Cleveland Housing Court Judge Mona Scott issued a ruling Wednesday saying 60-year-old Jeffrey Ivey will be locked up until she approves a “detailed, mitigation plan.”

“Accordingly, Defendant’s Motion to Mitigate shall be held in abeyance for Defendant to file a mitigation plan that specifically details steps towards compliance with his current terms of community control,” the judge stated. “Any such plan must directly correspond to each term of community control modified on August 24, 2022 (listed as (a)  through (m) ; and outline how compliance will be achieved with benchmark dates for anticipated compliance and/or proof of completed applications for funding assistance. For the Court to release Defendant with no clear understanding or surety that he will comply with the same Court Orders he consistently disregards, would be counterproductive to the health and safety of the community.”

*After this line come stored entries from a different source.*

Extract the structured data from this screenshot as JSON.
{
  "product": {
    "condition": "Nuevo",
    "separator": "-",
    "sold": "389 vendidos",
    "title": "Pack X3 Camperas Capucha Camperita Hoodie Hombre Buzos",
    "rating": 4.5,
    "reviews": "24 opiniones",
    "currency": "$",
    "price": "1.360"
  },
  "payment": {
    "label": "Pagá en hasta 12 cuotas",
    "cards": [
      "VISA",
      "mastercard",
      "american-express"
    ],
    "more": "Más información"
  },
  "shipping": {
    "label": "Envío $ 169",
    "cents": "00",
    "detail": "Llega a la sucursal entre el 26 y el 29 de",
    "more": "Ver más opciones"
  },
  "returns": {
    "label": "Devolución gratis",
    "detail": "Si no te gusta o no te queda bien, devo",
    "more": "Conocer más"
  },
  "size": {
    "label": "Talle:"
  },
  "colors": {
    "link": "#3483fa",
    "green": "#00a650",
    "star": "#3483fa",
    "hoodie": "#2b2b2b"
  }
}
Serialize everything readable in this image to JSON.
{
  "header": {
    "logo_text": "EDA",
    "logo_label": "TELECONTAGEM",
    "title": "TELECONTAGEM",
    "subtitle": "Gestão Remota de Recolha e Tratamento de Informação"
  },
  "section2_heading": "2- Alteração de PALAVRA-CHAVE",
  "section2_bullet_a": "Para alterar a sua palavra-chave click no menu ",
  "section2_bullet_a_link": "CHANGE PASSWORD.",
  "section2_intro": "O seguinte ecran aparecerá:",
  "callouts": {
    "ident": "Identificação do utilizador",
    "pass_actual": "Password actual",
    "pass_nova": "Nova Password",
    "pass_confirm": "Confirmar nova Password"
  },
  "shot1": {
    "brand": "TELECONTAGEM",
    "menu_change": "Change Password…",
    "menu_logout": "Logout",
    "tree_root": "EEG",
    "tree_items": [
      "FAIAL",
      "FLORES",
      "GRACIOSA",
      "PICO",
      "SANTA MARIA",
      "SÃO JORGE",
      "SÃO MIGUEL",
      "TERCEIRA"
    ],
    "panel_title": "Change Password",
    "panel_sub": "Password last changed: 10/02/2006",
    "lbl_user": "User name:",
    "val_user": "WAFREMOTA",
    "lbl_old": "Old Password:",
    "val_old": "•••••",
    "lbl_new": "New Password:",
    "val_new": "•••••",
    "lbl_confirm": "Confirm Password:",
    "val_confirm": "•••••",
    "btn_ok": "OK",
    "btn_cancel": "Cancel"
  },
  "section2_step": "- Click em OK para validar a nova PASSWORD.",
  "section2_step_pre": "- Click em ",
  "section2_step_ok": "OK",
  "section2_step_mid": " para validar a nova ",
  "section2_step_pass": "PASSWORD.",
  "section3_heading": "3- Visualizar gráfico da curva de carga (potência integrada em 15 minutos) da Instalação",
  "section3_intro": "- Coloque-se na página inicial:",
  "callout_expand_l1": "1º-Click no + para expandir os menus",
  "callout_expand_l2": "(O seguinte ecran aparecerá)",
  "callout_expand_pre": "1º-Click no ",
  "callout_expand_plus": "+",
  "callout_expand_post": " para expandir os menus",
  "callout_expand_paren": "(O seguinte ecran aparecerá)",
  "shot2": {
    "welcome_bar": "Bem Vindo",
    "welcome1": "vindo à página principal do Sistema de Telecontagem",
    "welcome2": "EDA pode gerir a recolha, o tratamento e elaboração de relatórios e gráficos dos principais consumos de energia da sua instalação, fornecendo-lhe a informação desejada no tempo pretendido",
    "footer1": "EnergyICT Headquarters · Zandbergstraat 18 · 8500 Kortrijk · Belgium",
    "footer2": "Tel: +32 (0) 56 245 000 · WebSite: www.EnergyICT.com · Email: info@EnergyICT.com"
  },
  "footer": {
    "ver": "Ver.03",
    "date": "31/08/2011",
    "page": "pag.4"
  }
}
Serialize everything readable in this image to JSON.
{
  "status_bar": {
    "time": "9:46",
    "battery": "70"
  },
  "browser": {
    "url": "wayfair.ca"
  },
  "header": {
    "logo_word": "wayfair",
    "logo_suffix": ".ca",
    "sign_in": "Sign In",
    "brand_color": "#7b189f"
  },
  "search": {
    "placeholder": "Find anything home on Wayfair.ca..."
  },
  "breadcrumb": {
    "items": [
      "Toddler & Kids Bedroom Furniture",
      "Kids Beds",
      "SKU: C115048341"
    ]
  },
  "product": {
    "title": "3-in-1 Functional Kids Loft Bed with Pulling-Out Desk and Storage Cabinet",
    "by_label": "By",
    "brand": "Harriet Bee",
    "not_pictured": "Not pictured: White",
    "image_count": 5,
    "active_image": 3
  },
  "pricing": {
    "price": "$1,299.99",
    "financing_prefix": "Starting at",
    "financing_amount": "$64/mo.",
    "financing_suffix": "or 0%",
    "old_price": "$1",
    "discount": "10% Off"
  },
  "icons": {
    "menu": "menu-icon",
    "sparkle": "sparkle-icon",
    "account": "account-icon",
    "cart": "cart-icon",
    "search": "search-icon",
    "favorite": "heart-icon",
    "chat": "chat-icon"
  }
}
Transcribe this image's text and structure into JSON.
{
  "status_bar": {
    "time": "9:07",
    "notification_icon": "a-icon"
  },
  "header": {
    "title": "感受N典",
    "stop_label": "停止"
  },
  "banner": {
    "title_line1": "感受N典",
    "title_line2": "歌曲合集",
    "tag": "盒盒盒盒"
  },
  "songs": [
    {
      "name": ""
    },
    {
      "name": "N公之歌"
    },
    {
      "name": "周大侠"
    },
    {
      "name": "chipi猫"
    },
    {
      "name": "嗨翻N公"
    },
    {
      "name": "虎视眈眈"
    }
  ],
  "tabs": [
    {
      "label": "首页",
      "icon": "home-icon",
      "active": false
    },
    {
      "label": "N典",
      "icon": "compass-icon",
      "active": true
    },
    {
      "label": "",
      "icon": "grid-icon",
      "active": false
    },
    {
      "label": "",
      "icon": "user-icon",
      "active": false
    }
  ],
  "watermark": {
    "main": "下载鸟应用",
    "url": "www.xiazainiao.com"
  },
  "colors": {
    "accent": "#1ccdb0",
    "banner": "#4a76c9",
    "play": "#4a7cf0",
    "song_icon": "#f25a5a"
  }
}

The judge sentenced Ivey to 90 days in jail. He began serving the sentence on Jan. 30.

Attorney Marcus Sidoti, who represents Ivey, had asked the judge to release Ivey from jail so he can make the repairs on the century old home that has been in his family for years.

The home is located on East Boulevard in Cleveland.

Sidoti says Ivey is making efforts to fix the home, but he has had financial issues. Sidoti also stated that Ivey’s home has been broken into four times and vandals stole windows and copper pipes.

Ivey spoke to the I-Team Thursday by phone from the Cuyahoga County Jail.  He said he has been making repairs and plans to finish.

“I’m committed to preserving it and restoring my property,” Ivey said. “Given a chance by the judge to do that, I will do it. I could have not shown up in court and left town. That’s not what I want to do.”

Ivey, his attorney, as well as his close friends, say the longer he remains jailed, the harder it will be for him to earn the money to make the repairs.

Ivey works at a local store and as a freelance photographer.

“He shouldn’t be in jail because he doesn’t have enough money to make these repairs,” said Vanessa Jones, Ivey’s friend. “He is definitely trying.”

Gina Washington, a longtime friend of Ivey’s, questions why violent offenders are often given probation or house arrest, yet Ivey remains jailed on housing violations.

“It just doesn’t make sense,” Washington said.

Several Cleveland city council members also questioned why homeowners are thrown in jail but big property owners and slum landlords are not.

“Talk about a Pillsbury doughboy approach to dealing with housing inspections and prosecutions,” said Councilman Mike Polensek. “That’s just what the absentee landlords think. Pillsbury doughboy, you don’t do nothing.”

Ivey said he is thankful for the support he has received. He says he remains committed to fixing the house.

“Bottom line is I’m going to do it,” Ivey said.

Ivey’s friends have started a GoFundMe account to help raise money to make the costly repairs.